News Regio Basiliensis
30.08.2023
Meilensteine der Oberrheinkooperation – Teil VII
Der Verein Regio Basiliensis feiert in diesem Jahr sein 60. Jubiläum – ein guter Grund, um mit Ihnen auf die wichtigsten Meilensteine der Oberrheinkooperation der letzten 60 Jahre zurückzublicken. Sie setzen Schlaglichter auf die grenzüberschreitende Zusammenarbeit am Oberrhein, reflektieren ihre Bedeutung für die Gegenwart und zeigen, dass die Regio-Idee auch noch heute ausgesprochen lebendig ist. Der siebte Beitrag widmet sich dem Karlsruher Abkommen, welches die Zusammenarbeit erleichterte und Grenzregionen stärkte.

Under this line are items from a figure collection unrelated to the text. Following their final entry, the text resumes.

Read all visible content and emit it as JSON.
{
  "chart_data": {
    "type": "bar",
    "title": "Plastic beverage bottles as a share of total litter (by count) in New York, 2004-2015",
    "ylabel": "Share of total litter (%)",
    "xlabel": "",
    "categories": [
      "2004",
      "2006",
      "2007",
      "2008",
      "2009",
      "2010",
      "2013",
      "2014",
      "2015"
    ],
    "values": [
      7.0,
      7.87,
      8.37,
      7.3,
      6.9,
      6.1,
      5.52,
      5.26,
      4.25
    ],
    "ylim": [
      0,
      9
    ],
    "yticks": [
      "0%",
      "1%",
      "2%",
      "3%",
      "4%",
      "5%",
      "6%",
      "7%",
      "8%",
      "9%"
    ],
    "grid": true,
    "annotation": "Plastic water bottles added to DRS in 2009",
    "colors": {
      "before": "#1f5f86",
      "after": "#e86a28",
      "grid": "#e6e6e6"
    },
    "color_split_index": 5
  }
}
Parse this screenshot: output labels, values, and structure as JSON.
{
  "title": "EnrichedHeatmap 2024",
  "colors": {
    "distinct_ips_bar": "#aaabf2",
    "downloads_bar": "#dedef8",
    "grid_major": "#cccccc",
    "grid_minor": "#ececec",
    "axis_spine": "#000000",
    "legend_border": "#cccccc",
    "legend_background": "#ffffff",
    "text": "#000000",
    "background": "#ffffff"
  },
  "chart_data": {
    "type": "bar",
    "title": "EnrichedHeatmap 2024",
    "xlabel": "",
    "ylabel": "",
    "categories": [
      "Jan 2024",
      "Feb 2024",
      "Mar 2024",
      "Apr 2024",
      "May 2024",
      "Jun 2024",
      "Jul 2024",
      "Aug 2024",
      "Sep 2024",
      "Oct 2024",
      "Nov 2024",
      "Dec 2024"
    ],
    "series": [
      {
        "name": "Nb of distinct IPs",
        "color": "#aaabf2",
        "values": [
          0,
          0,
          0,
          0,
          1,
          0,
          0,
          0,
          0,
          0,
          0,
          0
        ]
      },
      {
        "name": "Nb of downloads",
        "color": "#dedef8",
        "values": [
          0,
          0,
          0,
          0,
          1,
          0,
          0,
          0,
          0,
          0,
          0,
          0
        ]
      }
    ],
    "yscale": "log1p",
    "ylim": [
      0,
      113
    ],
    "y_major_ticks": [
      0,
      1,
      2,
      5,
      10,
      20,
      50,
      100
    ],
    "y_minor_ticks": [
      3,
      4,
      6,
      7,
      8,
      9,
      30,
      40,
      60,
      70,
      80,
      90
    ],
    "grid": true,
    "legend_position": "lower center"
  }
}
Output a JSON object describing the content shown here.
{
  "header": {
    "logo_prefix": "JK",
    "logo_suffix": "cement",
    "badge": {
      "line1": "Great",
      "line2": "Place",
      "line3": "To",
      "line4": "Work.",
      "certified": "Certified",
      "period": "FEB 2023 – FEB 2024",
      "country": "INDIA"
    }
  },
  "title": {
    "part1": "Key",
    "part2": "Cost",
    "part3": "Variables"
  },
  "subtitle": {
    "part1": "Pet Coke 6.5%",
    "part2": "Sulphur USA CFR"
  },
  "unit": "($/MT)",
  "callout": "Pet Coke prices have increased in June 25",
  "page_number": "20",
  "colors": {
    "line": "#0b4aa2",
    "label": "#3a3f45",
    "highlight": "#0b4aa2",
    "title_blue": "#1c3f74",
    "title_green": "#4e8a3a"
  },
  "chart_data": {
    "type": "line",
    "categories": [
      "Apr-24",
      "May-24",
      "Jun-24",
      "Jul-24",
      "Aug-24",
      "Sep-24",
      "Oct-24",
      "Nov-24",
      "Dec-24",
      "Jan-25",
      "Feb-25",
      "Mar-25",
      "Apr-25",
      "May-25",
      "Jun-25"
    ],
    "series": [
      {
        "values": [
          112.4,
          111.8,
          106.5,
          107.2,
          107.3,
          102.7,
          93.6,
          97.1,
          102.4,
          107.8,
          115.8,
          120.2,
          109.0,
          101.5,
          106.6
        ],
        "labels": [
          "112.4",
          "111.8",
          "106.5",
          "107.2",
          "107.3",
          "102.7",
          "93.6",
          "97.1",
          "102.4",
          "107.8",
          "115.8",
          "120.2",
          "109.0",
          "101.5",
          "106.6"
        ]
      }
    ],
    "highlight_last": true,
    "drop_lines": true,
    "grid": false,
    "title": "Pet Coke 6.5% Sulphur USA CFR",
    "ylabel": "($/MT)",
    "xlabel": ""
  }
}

Ein Staatsvertrag, der Rechtsgrundlagen schafft
Das sogenannte «Karlsruher Abkommen» vom 23. Januar 1996 ist ein Staatsvertrag zwischen Deutschland, Frankreich, der Schweiz und Luxemburg. Er erlaubt den lokalen Gebietskörperschaften und Kommunen, selbständig über die Grenzen hinweg zusammenzuarbeiten und Aufgaben auf verschiedenen Gebieten der Daseinsvorsorge gemeinsam und grenzüberschreitend zu erledigen.
Die Region am Oberrhein erhielt mit diesem Abkommen eine zusätzliche Legitimation in der Aussenpolitik. Von Bedeutung war dies vor allem für die französischen Akteure, die aufgrund fehlender föderaler Strukturen bis dahin nicht eigenständig über grenzüberschreitende Vorhaben entscheiden konnten. Herzstück des Abkommens ist der sogenannte Grenzüberschreitende örtliche Zweckverband (GÖZ), der neue Formen der institutionalisierten kommunalen Zusammenarbeit erlaubt.

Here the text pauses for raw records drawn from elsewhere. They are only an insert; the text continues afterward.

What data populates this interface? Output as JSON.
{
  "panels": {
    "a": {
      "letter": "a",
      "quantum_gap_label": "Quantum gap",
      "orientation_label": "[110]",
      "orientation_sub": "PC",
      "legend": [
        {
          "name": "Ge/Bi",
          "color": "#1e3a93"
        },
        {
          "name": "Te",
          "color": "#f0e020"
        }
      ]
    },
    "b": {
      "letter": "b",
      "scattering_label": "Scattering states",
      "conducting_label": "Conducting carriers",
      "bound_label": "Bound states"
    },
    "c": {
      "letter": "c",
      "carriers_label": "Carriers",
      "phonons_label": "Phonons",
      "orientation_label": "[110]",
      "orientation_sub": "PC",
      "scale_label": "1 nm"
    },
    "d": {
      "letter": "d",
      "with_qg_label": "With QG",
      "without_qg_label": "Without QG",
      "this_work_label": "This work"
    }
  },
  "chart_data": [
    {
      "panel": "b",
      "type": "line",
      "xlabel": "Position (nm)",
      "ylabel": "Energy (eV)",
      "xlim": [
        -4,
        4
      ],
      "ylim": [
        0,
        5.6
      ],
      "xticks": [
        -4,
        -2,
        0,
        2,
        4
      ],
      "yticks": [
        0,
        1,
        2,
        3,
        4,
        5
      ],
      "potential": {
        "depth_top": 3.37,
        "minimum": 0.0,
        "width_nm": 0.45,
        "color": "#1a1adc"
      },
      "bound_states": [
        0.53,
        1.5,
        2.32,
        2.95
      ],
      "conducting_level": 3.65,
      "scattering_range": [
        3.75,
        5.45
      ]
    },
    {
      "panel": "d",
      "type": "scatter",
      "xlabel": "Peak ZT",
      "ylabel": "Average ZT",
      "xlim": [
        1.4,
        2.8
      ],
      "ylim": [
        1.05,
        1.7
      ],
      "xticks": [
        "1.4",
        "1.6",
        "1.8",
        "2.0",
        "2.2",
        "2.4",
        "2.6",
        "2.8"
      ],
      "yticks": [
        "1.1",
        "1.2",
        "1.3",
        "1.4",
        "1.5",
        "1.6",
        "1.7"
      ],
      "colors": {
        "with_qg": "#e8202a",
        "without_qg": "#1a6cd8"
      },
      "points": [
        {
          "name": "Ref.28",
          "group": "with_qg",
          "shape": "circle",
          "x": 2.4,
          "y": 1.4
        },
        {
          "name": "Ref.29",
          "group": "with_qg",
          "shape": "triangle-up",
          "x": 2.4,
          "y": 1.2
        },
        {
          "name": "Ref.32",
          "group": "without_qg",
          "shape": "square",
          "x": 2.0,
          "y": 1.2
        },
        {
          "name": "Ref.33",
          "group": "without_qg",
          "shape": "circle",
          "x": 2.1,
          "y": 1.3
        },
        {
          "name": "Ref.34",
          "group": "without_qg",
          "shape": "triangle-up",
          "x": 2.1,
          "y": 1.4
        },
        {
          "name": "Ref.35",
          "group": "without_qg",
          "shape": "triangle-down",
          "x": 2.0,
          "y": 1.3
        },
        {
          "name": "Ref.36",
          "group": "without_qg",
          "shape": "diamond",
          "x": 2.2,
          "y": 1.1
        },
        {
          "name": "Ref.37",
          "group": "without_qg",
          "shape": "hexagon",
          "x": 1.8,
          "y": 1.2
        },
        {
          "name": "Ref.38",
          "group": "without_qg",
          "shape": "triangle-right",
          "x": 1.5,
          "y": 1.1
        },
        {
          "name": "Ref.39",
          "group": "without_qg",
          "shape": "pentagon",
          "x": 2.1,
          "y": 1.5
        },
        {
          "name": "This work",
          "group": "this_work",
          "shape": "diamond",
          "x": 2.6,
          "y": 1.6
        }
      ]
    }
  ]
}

Das Abkommen geht auf eine Initiative der Oberrheinkonferenz zurück. Sie unterbreitete den Regierungen Deutschlands, Frankreichs und Luxemburgs sowie dem Schweizerischen Bundesrat im Namen der Kantone Aargau, Basel-Landschaft, Basel-Stadt, Jura und Solothurn, den Vorschlag, Verhandlungen über ein Abkommen zur grenzüberschreitenden Zusammenarbeit zwischen Gebietskörperschaften und örtlichen öffentlichen Stellen aufzunehmen. Es ist hervorzuheben, dass die Schweiz als Nichtmitglied der Europäischen Union im Karlsruher Abkommen erstmals Vertragspartner eines umfassenden multilateralen Staatsvertrags geworden ist.
Mitwirkung der Regio Basiliensis
Die Regio Basiliensis, die von Beginn an und bis zum Jahr 2002 neben den Kantonsregierungen vollberechtigtes Mitglied der Schweizer Delegation in der Oberrheinkonferenz war, wirkte entsprechend an der Entwicklung des Abkommens mit. Zugleich setzte sich die Regio Basiliensis für die grenzüberschreitende Vernetzung von Behörden ein und förderte die gegenseitige Kenntnis der Strukturen sowie der rechtlichen Grundlagen und Möglichkeiten der Zusammenarbeit. Hinter all diesen Aktivitäten stand die Idee, die regionalen grenzüberschreitenden Zuständigkeiten zu stärken und die Subsidiarität zu fördern.
Beispiel der Umsetzung: «Vis-à-Vis»
Im elsässischen Erstein hat man die Möglichkeiten des Karlsruher Abkommens genutzt und 2004 den grenzüberschreitenden, örtlichen Zweckverband «Vis-à-Vis» gegründet. Mitglieder sind die acht badischen Gemeinden Lahr, Friesenheim, Meissenheim, Ringsheim, Schwanau, Kappel-Grafenhausen, Rust und Kippenheim sowie der elsässische Gemeindeverband Erstein mit 28 Gemeinden. Das Verbandsgebiet zählt rund 134‘000 Einwohnerinnen und Einwohner. Die Gemeinden arbeiten in verschiedenen Bereichen zusammen, etwa beim Thema Mobilität. So plant der Verband zurzeit den «kleinen Grenzverkehr» durch den Bau einer Brücke zwischen Erstein und Lahr zu vereinfachen. Damit würde die Strecke zwischen den beiden Orten für Linienbusse und den Rad- und Fussverkehr um rund neun Kilometer verkürzt. Geplant ist auch, die Kooperation im Tourismus zu verstärken und die gemeinsamen Aktivitäten im Bildungs-, Kultur- und Sportbereich auszubauen. Der Zweckverband schafft neu die Grundlage dafür, dass die beteiligten Kommunen ihren Partnerkommunen aus den Nachbarländern Aufgaben und Dienstleistungen zur Durchführung übertragen dürfen.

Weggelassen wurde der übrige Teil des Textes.